A Renishaw in Via Raman microscope was used in new research that addresses one of the major hinderances to the wider use of graphene: the difficulty in growing large defect-free films.
An international team—led by Oxford University scientists Professor Nicole Grobert and Adrian Murdock— in collaboration with Renishaw plc and researchers from the Forschungszentrum Juelich (Germany) and University of Ioannina (Greece), used a Renishaw inVia Raman microscope to examine film thickness, strain and defects in graphene films.
Graphene is a single layer of carbon atoms and was the first two dimensional material to be discovered. It has interesting electronic and mechanical properties.
Typically, when graphene is grown using chemical vapour deposition (CVD), the individual graphene flakes merge with a variety of different orientations, creating defects. In this work, titled ‘Controlling the Orientation, Edge Geometry and Thickness of Chemical Vapour Deposition Graphene’, and published in the journal ACS Nano, it was found that the orientation of the underlying copper substrate could be used to guide the graphene flakes so they are aligned, and these defects are prevented.
Team member Dr Tim Batten, Raman applications specialist at Renishaw, said, “the inVia Raman spectrometer is a very powerful tool for investigating the properties of graphene. This work gives a much better understanding of CVD graphene growth, which will be important for manufacturing graphene on an industrial scale.”

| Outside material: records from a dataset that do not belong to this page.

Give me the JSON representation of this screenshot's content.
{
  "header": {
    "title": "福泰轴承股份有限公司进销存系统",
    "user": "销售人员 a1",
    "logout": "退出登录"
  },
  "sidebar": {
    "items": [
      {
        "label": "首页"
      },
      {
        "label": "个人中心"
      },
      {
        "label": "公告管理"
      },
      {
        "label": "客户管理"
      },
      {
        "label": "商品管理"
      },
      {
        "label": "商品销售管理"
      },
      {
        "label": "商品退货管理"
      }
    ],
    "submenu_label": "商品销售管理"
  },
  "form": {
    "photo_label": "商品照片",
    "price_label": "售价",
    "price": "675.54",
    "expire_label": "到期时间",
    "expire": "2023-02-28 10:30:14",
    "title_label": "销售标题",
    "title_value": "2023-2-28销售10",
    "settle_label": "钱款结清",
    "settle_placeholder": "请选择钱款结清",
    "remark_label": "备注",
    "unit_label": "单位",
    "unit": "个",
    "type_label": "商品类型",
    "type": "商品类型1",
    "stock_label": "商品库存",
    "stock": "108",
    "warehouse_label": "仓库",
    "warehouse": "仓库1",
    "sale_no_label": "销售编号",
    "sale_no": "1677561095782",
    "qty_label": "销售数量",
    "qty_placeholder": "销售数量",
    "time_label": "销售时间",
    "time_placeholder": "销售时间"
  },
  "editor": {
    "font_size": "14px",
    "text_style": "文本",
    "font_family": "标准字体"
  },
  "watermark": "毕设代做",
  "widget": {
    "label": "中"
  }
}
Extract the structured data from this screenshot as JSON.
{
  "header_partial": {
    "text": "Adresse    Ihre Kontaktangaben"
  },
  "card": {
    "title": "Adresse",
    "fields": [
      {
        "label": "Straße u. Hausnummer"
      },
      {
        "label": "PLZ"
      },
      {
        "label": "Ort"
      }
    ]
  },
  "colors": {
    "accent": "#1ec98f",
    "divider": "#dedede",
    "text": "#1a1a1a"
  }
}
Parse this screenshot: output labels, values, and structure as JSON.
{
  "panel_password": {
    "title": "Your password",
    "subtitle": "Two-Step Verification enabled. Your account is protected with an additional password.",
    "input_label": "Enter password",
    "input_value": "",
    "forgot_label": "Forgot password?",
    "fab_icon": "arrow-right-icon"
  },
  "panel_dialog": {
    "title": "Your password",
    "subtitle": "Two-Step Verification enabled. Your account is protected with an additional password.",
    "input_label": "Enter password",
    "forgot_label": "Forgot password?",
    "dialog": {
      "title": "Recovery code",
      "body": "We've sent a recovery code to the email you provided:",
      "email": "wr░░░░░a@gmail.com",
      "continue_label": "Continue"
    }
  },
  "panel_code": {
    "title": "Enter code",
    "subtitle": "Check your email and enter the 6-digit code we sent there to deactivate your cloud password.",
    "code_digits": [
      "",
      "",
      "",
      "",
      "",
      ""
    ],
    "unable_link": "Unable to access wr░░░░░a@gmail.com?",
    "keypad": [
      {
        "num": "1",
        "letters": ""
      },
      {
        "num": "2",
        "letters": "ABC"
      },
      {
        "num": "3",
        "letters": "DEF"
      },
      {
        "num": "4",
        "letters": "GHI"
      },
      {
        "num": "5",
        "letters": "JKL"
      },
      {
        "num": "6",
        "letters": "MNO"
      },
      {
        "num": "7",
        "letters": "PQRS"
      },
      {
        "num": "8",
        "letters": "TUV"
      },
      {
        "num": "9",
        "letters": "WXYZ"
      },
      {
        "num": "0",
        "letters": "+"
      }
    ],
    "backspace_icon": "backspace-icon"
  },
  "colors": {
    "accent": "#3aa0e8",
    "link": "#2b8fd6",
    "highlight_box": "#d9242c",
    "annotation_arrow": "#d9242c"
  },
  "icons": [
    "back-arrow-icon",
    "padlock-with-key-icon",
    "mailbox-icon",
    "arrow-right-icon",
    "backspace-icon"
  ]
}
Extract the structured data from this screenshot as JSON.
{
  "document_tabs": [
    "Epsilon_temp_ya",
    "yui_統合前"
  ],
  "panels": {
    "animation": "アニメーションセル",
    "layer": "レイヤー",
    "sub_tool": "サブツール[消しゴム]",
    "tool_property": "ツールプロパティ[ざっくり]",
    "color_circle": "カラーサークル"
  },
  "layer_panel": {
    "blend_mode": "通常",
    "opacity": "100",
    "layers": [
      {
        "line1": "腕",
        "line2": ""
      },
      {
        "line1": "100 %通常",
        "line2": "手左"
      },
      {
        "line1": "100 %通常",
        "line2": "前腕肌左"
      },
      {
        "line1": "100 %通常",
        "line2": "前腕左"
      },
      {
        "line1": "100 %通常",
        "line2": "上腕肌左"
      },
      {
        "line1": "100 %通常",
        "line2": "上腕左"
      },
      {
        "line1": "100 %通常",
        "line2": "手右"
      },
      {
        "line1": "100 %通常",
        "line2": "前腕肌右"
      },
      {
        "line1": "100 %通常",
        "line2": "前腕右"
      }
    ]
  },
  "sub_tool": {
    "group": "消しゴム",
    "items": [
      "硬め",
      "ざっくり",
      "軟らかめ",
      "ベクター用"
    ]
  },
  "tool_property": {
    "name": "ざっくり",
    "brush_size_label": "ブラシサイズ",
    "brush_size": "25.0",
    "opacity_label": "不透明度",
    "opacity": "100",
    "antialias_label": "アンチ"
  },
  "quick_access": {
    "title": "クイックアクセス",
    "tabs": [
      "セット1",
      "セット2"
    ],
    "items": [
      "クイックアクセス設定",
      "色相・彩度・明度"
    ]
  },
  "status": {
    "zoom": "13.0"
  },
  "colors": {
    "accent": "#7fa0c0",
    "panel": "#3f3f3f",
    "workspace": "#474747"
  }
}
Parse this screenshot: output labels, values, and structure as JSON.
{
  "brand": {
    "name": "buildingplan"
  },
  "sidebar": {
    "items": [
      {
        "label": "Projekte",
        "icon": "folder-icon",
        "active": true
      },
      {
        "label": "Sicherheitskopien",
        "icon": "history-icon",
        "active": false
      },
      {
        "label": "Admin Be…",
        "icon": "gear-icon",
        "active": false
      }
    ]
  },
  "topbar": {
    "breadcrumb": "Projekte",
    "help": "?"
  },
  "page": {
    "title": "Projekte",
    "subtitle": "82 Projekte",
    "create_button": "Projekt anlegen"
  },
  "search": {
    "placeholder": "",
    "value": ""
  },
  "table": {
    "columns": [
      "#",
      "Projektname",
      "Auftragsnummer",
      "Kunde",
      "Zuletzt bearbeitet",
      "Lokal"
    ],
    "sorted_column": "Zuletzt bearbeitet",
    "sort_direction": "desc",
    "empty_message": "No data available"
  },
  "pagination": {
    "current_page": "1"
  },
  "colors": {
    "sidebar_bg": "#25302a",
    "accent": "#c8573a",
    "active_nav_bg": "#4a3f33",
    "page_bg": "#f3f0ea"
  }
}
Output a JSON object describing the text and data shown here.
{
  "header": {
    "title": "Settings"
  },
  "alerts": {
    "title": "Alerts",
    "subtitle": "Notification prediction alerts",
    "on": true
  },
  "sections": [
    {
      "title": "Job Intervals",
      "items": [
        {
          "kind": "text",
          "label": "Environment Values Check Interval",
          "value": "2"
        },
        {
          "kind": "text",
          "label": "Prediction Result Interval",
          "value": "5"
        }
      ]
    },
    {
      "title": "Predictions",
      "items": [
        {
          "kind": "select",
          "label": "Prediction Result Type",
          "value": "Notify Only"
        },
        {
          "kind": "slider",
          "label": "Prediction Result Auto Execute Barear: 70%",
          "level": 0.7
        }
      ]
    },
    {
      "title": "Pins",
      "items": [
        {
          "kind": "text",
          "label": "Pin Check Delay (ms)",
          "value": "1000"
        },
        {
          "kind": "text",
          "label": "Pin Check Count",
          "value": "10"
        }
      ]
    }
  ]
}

In 2006 Professor Andrea Ferrari (University of Cambridge), used a Renishaw Raman spectrometer to conduct the first Raman characterisation of graphene. He used samples from its discoverers, Nobel Prize winners Professor Andre Geim and Professor Kostya Novoselov (University of Manchester). Since then, researchers worldwide have used data from Renishaw Raman systems in hundreds of scientific papers on graphene, greatly assisting in the understanding and development of this amazing material.